Même en temps de crise économique, le Festival Orford tire son épingle du jeu. Comment expliquer ce fait? Une grande partie du succès repose sur une programmation dite équilibrée. Il y a certains concerts plus légers, plus décontractés, lesquels plairont à une plus grande partie de la population. «Le reste, ça demeure dans la plus pure des traditions classiques», soutient le directeur général et artistique en expliquant qu'on ne change pas une formule gagnante.

Depuis son entrée en poste en septembre 2007, Davis Joachim s'est fait un devoir d'ouvrir les portes de son institution. «Le Centre d'arts Orford, c'est un endroit pour tout le monde. Ça leur appartient. Je veux essayer de combattre le certain élitisme rattaché à la musique classique.
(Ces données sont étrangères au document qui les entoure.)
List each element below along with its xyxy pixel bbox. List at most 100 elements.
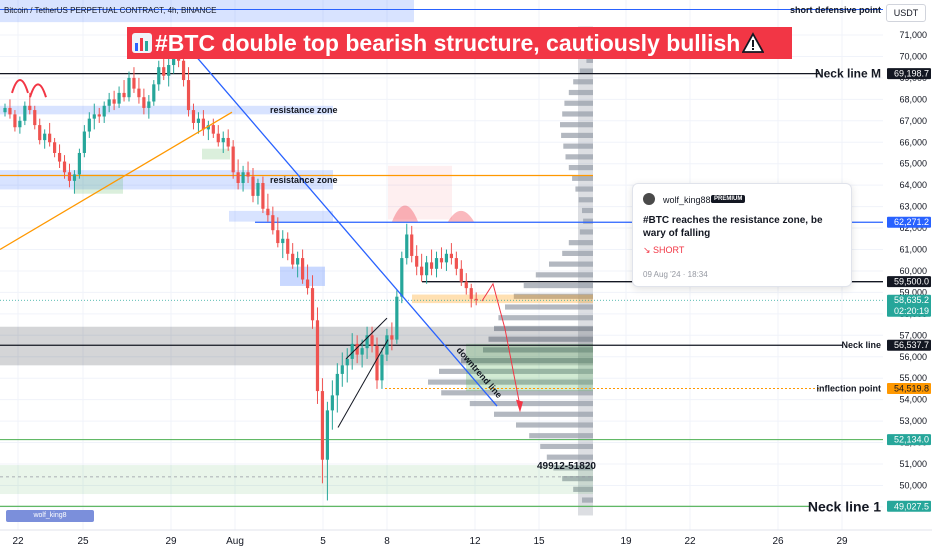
candle-body	[8, 107, 12, 115]
price-tick-label: 59,000	[899, 287, 927, 297]
candle-body	[186, 80, 191, 111]
candle-body	[38, 125, 42, 141]
price-label-bg	[887, 276, 931, 288]
candle-body	[474, 298, 478, 301]
date-tick-label: Aug	[226, 536, 244, 547]
candle-body	[142, 97, 146, 108]
currency-selector[interactable]: USDT	[886, 4, 926, 22]
candle-body	[216, 133, 220, 143]
candle-body	[221, 137, 225, 143]
candle-body	[340, 365, 344, 374]
price-label-bg	[887, 383, 931, 395]
date-tick-label: 22	[684, 536, 696, 547]
candle-body	[315, 320, 320, 392]
candle-body	[360, 348, 364, 355]
entry-zone-orange	[412, 294, 593, 304]
price-label: 52,134.0	[894, 435, 929, 445]
volume-profile-bar	[561, 132, 593, 139]
volume-profile-bar	[582, 207, 593, 214]
volume-profile-bar	[546, 454, 593, 460]
candle-body	[127, 77, 131, 98]
candle-body	[310, 288, 315, 321]
candle-body	[291, 253, 295, 265]
candle-body	[454, 258, 458, 269]
date-tick-label: 12	[469, 536, 481, 547]
top-arc-3	[11, 79, 29, 94]
price-tick-label: 70,000	[899, 51, 927, 61]
candle-body	[53, 142, 57, 153]
price-tick-label: 60,000	[899, 266, 927, 276]
candle-body	[132, 77, 136, 89]
watermark-badge: wolf_king8	[6, 510, 94, 522]
candle-body	[266, 208, 270, 216]
candle-body	[72, 174, 77, 181]
price-tick-label: 57,000	[899, 330, 927, 340]
volume-profile-bar	[549, 261, 593, 267]
candle-body	[62, 161, 67, 173]
price-label-bg	[887, 294, 931, 317]
volume-profile-bar	[553, 465, 593, 471]
volume-profile-bar	[568, 89, 593, 96]
candle-body	[28, 105, 32, 111]
date-tick-label: 22	[12, 536, 24, 547]
author-avatar	[643, 193, 655, 205]
candle-body	[276, 230, 280, 244]
top-blue-zone	[0, 0, 414, 23]
candle-body	[469, 288, 473, 299]
symbol-title: Bitcoin / TetherUS PERPETUAL CONTRACT, 4…	[4, 6, 217, 15]
volume-profile-bar	[513, 293, 593, 299]
date-tick-label: 5	[320, 536, 326, 547]
comment-date: 09 Aug '24 · 18:34	[643, 270, 708, 279]
candle-body	[112, 99, 116, 104]
candle-body	[246, 172, 250, 177]
candle-body	[325, 410, 329, 460]
date-tick-label: 15	[533, 536, 545, 547]
volume-profile-bar	[529, 433, 593, 439]
neck-zone-gray	[0, 326, 593, 366]
candle-body	[57, 152, 62, 162]
price-tick-label: 50,000	[899, 480, 927, 490]
candle-body	[434, 258, 439, 269]
support-zone-green	[0, 465, 593, 495]
comment-message: #BTC reaches the resistance zone, be war…	[643, 215, 823, 239]
warning-emoji-icon	[742, 32, 765, 53]
countdown-label: 02:20:19	[894, 306, 929, 316]
candle-body	[152, 84, 156, 102]
volume-profile-bar	[578, 197, 593, 203]
candle-body	[305, 279, 310, 289]
candle-body	[464, 281, 468, 289]
price-label: 56,537.7	[894, 340, 929, 350]
candle-body	[97, 114, 101, 117]
price-label: 58,635.2	[894, 295, 929, 305]
candle-body	[355, 343, 359, 355]
price-label: 54,519.8	[894, 384, 929, 394]
volume-profile-bar	[562, 476, 593, 482]
volume-profile-bar	[428, 379, 593, 385]
author-name[interactable]: wolf_king888	[663, 195, 716, 205]
volume-profile-bar	[586, 57, 593, 63]
price-tick-label: 71,000	[899, 30, 927, 40]
candle-body	[256, 183, 260, 196]
candle-body	[147, 101, 151, 108]
volume-profile-bar	[572, 175, 593, 181]
premium-badge: PREMIUM	[711, 195, 746, 203]
price-tick-label: 61,000	[899, 245, 927, 255]
idea-comment-card[interactable]: wolf_king888 PREMIUM #BTC reaches the re…	[632, 183, 852, 287]
candle-body	[181, 60, 186, 81]
candle-body	[236, 172, 240, 184]
zone-range-label: 49912-51820	[537, 461, 596, 472]
candle-body	[167, 65, 171, 76]
level-name: short defensive point	[790, 5, 881, 15]
candle-body	[77, 152, 81, 175]
top-arc-2	[448, 210, 474, 222]
volume-profile-bar	[575, 186, 593, 192]
projection-path	[481, 282, 521, 407]
candle-body	[380, 354, 384, 381]
candle-body	[241, 172, 245, 184]
orange-uptrend-line	[0, 111, 233, 251]
zone-label: resistance zone	[270, 175, 338, 185]
candle-body	[301, 258, 305, 280]
date-tick-label: 29	[836, 536, 848, 547]
volume-profile-bar	[583, 218, 593, 224]
wedge-upper-line	[345, 317, 388, 360]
On peut tous apprécier les spectacles présentés au Festival Orford», rajoute M. Joachim.

Même si le rideau n'est pas encore levé sur le Festival Orford, le directeur général songe déjà à sa prochaine édition, en plus de lancer plusieurs idées pour célébrer le 60e anniversaire de l'événement en 2011. «Certains concerts doivent être prévus jusqu'à deux ans à l'avance. On s'est d'ailleurs pris d'avance pour confirmer la présence de l'ensemble Roby Lakatos (24 juillet), qui est en demande partout à travers le monde.»